Jisoo terdiam, hatinya mencelos saat melihat Taeyong duduk di dalam mobil, menatapnya dengan sorot mata yang tajam dan menuntut. Walau seluruh tubuhnya ingin menolak, tatapan Taeyong terasa seperti perintah yang tak bisa dihindari. Perlahan dengan langkah berat, Jisoo masuk ke dalam mobil dan duduk di sampingnya. Udara di dalam mobil terasa tebal dengan ketegangan yang tak terucapkan, seakan setiap detik menambah beban pada bahunya. Mesin mobil bergetar halus saat mereka melaju meninggalkan Kota Tarrin. Sepanjang perjalanan, Taeyong terus memperhatikannya dengan intensitas yang membuat Jisoo semakin tak nyaman.

“Kau terlihat sehat, Nona Baek,” ucap Taeyong tiba-tiba, senyum kecil menghiasi wajahnya. Ada sesuatu dalam senyum itu yang membuat jantung Jisoo berdetak lebih cepat. “Apa doktermu memberimu obat yang bagus?”

Jisoo menelan ludah, kegugupan menyelimuti dirinya. Apakah dia tahu bahwa kemarin dia hanya berpura-pura sakit? Dia mengangguk pelan, mencoba menenangkan kegugupannya. "Ya, Tuan. Dokter memberiku obat yang bagus,” jawabnya.

Taeyong tersenyum lebih lebar, tatapannya semakin tajam, dan menusuk. “Senang mendengarnya,” balasnya dengan nada yang terdengar santai. “Kalau begitu, tidak akan jadi masalah untuk kita pergi.”
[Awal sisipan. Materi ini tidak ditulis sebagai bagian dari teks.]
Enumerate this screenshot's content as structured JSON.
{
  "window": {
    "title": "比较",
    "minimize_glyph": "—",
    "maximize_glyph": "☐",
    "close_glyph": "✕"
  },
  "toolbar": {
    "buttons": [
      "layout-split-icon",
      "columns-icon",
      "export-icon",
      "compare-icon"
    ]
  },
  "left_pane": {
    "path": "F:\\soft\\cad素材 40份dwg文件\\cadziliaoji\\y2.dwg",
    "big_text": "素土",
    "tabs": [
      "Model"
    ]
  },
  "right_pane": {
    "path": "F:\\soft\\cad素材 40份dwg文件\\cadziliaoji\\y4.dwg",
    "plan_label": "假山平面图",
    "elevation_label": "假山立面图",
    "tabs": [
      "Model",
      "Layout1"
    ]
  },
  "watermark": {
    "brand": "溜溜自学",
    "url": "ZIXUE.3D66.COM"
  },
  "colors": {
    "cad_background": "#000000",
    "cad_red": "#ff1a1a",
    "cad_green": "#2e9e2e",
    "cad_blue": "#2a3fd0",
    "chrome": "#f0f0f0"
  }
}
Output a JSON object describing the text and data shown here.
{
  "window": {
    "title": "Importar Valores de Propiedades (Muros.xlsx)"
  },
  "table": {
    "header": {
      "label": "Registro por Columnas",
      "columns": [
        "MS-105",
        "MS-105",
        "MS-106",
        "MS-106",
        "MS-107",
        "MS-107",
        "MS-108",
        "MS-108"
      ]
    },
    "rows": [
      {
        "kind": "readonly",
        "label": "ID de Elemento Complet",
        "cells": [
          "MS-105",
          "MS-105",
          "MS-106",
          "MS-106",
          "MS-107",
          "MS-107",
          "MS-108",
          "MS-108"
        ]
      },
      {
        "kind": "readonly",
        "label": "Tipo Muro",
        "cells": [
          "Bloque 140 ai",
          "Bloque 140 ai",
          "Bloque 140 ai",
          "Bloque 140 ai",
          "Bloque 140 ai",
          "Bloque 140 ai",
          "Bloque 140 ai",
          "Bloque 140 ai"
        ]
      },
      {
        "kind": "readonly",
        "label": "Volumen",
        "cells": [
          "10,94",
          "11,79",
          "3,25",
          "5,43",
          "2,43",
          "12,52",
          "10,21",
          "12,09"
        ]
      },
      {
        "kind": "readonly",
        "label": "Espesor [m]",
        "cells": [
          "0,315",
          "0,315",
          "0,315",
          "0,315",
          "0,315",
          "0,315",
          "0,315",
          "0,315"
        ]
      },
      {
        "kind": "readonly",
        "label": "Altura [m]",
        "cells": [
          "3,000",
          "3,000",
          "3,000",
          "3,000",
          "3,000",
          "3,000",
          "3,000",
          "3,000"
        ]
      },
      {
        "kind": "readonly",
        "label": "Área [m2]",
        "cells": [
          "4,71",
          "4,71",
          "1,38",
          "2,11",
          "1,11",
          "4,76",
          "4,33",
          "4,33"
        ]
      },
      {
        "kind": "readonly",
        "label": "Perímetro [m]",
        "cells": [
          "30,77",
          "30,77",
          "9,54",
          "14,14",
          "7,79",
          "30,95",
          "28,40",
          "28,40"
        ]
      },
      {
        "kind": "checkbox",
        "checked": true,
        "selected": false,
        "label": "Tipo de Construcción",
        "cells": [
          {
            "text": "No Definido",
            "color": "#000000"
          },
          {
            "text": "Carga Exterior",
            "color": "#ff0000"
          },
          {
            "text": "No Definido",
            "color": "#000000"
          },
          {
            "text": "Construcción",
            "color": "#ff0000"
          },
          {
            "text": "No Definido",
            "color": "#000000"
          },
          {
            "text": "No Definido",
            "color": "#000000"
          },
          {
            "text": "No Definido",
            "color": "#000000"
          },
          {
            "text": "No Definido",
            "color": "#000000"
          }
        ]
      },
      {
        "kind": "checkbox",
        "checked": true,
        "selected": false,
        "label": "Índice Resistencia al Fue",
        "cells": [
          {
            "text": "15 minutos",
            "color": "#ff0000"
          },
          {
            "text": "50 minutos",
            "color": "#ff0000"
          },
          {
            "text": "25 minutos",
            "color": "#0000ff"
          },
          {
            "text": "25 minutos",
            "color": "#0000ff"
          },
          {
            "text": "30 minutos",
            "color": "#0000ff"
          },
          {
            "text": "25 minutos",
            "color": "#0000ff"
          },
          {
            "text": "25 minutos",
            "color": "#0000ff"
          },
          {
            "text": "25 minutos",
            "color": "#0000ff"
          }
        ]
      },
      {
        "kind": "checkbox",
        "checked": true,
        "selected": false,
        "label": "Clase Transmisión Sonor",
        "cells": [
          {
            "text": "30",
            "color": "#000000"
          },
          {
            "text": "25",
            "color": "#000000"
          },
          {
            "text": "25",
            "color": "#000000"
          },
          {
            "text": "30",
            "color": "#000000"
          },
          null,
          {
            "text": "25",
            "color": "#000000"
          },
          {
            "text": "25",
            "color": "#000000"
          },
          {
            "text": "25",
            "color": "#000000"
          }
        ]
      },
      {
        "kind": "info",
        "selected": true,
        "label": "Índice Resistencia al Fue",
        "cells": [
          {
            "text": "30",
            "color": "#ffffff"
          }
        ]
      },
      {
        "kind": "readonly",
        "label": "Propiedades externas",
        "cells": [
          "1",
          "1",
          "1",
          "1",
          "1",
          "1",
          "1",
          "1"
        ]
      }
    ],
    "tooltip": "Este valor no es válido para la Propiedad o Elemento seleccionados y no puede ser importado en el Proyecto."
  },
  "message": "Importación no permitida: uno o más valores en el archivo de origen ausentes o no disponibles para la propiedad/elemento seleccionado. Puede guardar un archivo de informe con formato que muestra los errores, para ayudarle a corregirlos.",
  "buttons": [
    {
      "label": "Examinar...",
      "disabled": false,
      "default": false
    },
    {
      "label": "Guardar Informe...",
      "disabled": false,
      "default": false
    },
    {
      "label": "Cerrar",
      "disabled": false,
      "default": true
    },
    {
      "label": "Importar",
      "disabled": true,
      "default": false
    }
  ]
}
Jisoo terdiam, rasa cemas mulai menguasai dirinya. “Pergi?” gumamnya, matanya melirik ke luar jendela mobil, baru menyadari bahwa mereka telah meninggalkan batas Kota Tarrin. Jalanan berbatu kota sudah berganti dengan jalanan panjang yang sepi, dikelilingi hanya oleh pepohonan gelap yang menjulang di sepanjang jalan. Rasa panik perlahan merayap ke dalam hatinya.

“Tuan, kita akan pergi ke mana?” tanyanya, suaranya nyaris bergetar karena panik.

“Berburu, Nona Baek,” jawab Taeyong dengan senyum licik yang tak menyembunyikan misteri di balik kata-katanya. “Kau akan menemaniku berburu kelinci.”

Rasa gelisah Jisoo meningkat. Kata-kata Taeyong penuh dengan makna tersembunyi dan getaran bahaya yang tak bisa dijelaskan menyelimuti setiap ucapannya. Jisoo berusaha mencari alasan, suara paniknya semakin nyata. “Tuan, saya rasa saya tidak bisa ikut. Saya—”

“Kau sudah baikan, Nona Baek,” potong Taeyong, suaranya lembut namun penuh dengan tekanan yang tak bisa dilawan. “Aku tidak bisa pergi berburu tanpa kelinciku.”

Kata-kata itu menggema dalam benak Jisoo. “Kelinci?” pikirnya. Apa maksudnya? Rasa bingung dan ketakutan semakin menyelimuti dirinya, tetapi tidak ada cara untuk menolak ajakan ini sementara mobil terus melaju, membawa mereka semakin jauh dari Tarrin dan lebih dalam ke tempat yang tidak diketahui Jisoo.

Hawa di dalam mobil terasa semakin menekan, sementara Jisoo hanya bisa berdoa untuk keselamatannya. Dia tahu bahwa bersama Taeyong, permainan ini akan menjadi jauh lebih berbahaya daripada yang bisa dia bayangkan.